Attention : la convention collective applicable peut prévoir un salaire minimum conventionnel, selon le coefficient de salaire applicable.

Le temps de travail dans le contrat de travail

Le temps plein est le contrat de travail de base : ainsi, en l’absence d’écrit, la relation sera par défaut qualifiée de CDI à temps plein.

La durée légale hebdomadaire maximum de travail est de 35 heures, avec toutefois des aménagements possibles permettant de prévoir une durée supérieure dans certains cas strictement autorisés (notamment par l’instauration d’un forfait jour lorsque la convention collective l’autorise).

En cas de temps partiel, un contrat écrit sera nécessaire, avec une durée minimum de 24 heures par semaine (ou l’équivalent en comptage mensuel), comportant également des exceptions permettant de prévoir des durées de travail en dessous de ce minimum légal, notamment à la demande expresse du salarié ou si la convention collective le prévoit.
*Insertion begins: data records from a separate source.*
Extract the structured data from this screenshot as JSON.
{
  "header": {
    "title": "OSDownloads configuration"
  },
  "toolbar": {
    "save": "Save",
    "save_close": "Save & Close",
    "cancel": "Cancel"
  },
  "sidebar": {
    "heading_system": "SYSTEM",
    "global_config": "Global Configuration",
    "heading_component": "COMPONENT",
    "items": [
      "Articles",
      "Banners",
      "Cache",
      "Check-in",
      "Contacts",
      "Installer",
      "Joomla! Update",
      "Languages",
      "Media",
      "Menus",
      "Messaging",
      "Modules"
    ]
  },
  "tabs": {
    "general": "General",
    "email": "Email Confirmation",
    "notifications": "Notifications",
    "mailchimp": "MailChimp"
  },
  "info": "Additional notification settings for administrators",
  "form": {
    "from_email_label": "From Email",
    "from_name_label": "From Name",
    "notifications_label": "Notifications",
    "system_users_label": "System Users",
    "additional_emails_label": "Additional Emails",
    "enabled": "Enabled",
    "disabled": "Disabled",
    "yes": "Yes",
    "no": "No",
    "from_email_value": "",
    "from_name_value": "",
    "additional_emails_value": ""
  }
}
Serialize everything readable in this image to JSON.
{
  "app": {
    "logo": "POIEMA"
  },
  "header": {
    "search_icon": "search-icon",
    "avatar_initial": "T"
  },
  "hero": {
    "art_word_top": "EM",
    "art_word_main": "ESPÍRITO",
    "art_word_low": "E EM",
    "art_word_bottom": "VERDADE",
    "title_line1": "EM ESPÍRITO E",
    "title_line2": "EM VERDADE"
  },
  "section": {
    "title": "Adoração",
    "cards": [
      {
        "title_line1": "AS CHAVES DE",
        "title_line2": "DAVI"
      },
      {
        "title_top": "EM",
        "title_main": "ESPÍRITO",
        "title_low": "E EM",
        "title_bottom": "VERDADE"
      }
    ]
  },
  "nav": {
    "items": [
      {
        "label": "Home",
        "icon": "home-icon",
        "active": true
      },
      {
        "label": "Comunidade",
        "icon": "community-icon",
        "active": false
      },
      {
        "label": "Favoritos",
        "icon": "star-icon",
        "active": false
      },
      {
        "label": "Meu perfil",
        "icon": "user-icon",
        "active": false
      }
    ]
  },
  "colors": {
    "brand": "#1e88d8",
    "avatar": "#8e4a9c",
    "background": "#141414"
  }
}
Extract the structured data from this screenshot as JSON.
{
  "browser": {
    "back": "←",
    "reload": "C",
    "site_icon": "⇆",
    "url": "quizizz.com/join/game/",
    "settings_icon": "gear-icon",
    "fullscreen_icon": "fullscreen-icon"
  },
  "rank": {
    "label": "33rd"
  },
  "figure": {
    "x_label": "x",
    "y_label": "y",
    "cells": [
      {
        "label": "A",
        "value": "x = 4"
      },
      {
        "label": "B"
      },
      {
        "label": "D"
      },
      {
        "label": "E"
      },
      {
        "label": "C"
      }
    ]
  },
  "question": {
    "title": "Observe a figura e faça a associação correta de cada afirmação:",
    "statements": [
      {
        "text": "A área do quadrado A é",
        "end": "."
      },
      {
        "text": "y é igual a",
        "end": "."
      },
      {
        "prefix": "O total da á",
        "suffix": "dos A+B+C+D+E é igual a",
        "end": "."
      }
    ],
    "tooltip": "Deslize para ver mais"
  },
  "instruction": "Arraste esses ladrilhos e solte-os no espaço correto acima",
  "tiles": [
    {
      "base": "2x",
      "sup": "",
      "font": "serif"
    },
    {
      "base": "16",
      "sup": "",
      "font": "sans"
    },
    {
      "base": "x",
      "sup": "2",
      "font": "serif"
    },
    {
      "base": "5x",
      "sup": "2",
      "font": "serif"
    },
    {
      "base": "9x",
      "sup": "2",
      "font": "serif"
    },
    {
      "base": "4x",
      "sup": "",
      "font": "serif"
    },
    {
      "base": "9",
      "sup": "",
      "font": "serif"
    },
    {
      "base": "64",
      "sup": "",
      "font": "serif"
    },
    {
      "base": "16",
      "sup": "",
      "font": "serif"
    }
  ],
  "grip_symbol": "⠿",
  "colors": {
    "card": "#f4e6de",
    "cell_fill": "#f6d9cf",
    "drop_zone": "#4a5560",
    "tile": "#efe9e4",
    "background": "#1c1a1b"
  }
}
Il est possible, au sein d’un même contrat de travail, de passer du temps partiel au temps complet, ou l’inverse (sous certaines conditions) en signant un avenant, comme l’avenant au contrat de prestation de service.

Le temps complet

La durée légale du temps complet est fixée à 35 heures par semaine, pour toutes les entreprises quel que soit leur effectif.

Il s’agit d’une durée de référence, un seuil à partir duquel, sauf exceptions, sont calculées les heures supplémentaires : il ne s’agit ni d’une durée minimale (les salariés peuvent être employés à temps partiel), ni d’un maximum (sauf pour les travailleurs de moins de 18 ans), puisque des heures supplémentaires peuvent être accomplies.

La durée légale du travail à temps complet

La durée légale du travail pour un temps complet est fixée à 35 heures par semaine (ou 1 607 heures par an) pour toutes les entreprises, quel que soit leur effectif. Cependant, des dispositions conventionnelles ou collectives peuvent prévoir une durée de travail hebdomadaire supérieure ou inférieure à 35 heures.

Attention : le salarié ayant la qualité de cadre dirigeant n’est soumis à aucune durée de travail (ni minimale, ni maximale).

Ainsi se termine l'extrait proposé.